Methylene Blue-Photodynamic Therapy for Microsporum canis Infection: Investigating a Dual Mechanism of Fungicidal Action and Neutrophil Homeostasis Restoration

Gaoyuan Peng^*

• The First Affiliated Hospital of Guangxi Medical University, Nanning, China

Background: Microsporum canis is an increasingly common cause of tinea capitis. Conventional antifungal therapies are limited by toxicity and resistance, creating a need for novel treatments. Antimicrobial photodynamic therapy (aPDT) is a promising alternative. We investigated the efficacy and dual mechanism of methylene blue-photodynamic therapy (MB-PDT) against M. canis, focusing on its effects on the host innate immune response. Methods: The in vitro susceptibility of clinical M. canis isolates was determined by broth microdilution.

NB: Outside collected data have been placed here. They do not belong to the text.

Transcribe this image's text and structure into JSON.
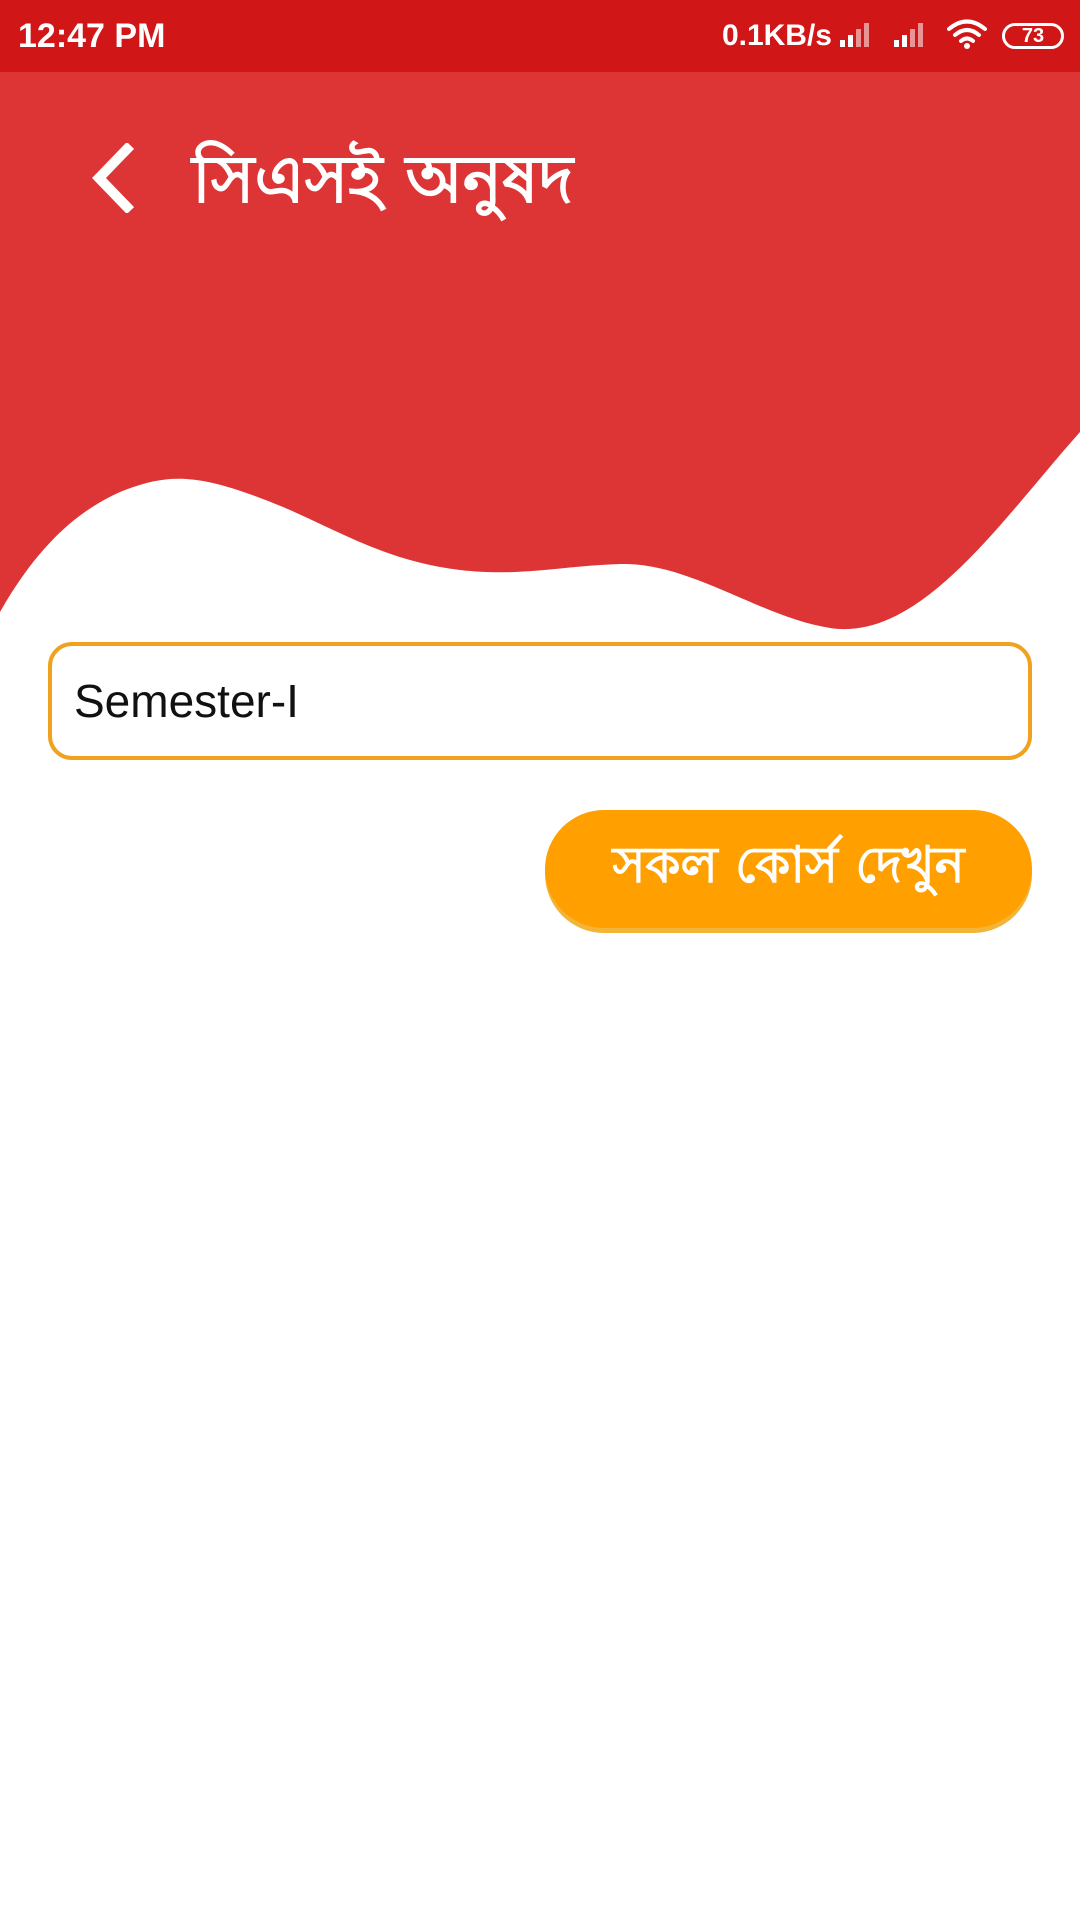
{
  "status_bar": {
    "time": "12:47 PM",
    "net_speed": "0.1KB/s",
    "battery": "73",
    "icons": [
      "signal-icon",
      "signal-icon",
      "wifi-icon",
      "battery-icon"
    ]
  },
  "header": {
    "title": "সিএসই অনুষদ",
    "back_icon": "chevron-left-icon"
  },
  "form": {
    "semester_value": "Semester-I"
  },
  "actions": {
    "view_courses_label": "সকল কোর্স দেখুন"
  },
  "colors": {
    "status_bar": "#d01616",
    "header": "#dd3535",
    "field_border": "#f0a21f",
    "button": "#ff9f00"
  }
}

Fungal ultrastructural changes were examined using transmission electron microscopy. In vivo efficacy was assessed in a murine dermatophytosis model and compared to topical terbinafine. Systemic immunomodulatory effects were evaluated by flow cytometric analysis of peripheral blood neutrophil phenotypes (Dectin-1, Dectin-2) and functional markers (MPO, NOX2). Results: In vitro, MB-PDT demonstrated potent fungicidal activity (Geometric Mean MIC at 80 J/cm²: 0.367 µg/mL; 95% CI: 0.295–0.439 µg/mL). It induced severe ultrastructural damage, including mitochondrial collapse and cell wall disruption. In the murine model, MB-PDT achieved an 80% mycological cure rate, significantly outperforming topical terbinafine (20% cure rate). Mechanistically, M. canis infection induced systemic neutrophil dysfunction, evidenced by a population shift and suppressed MPO and NOX2 expression. MB-PDT treatment reversed this immune dysfunction, restoring neutrophil homeostasis and the expression of key functional markers (MPO, NOX2). Conclusions: MB-PDT is a highly effective treatment for M. canis infection. Its efficacy is based on a dual mechanism: direct fungicidal action through oxidative damage and restoration of host neutrophil function.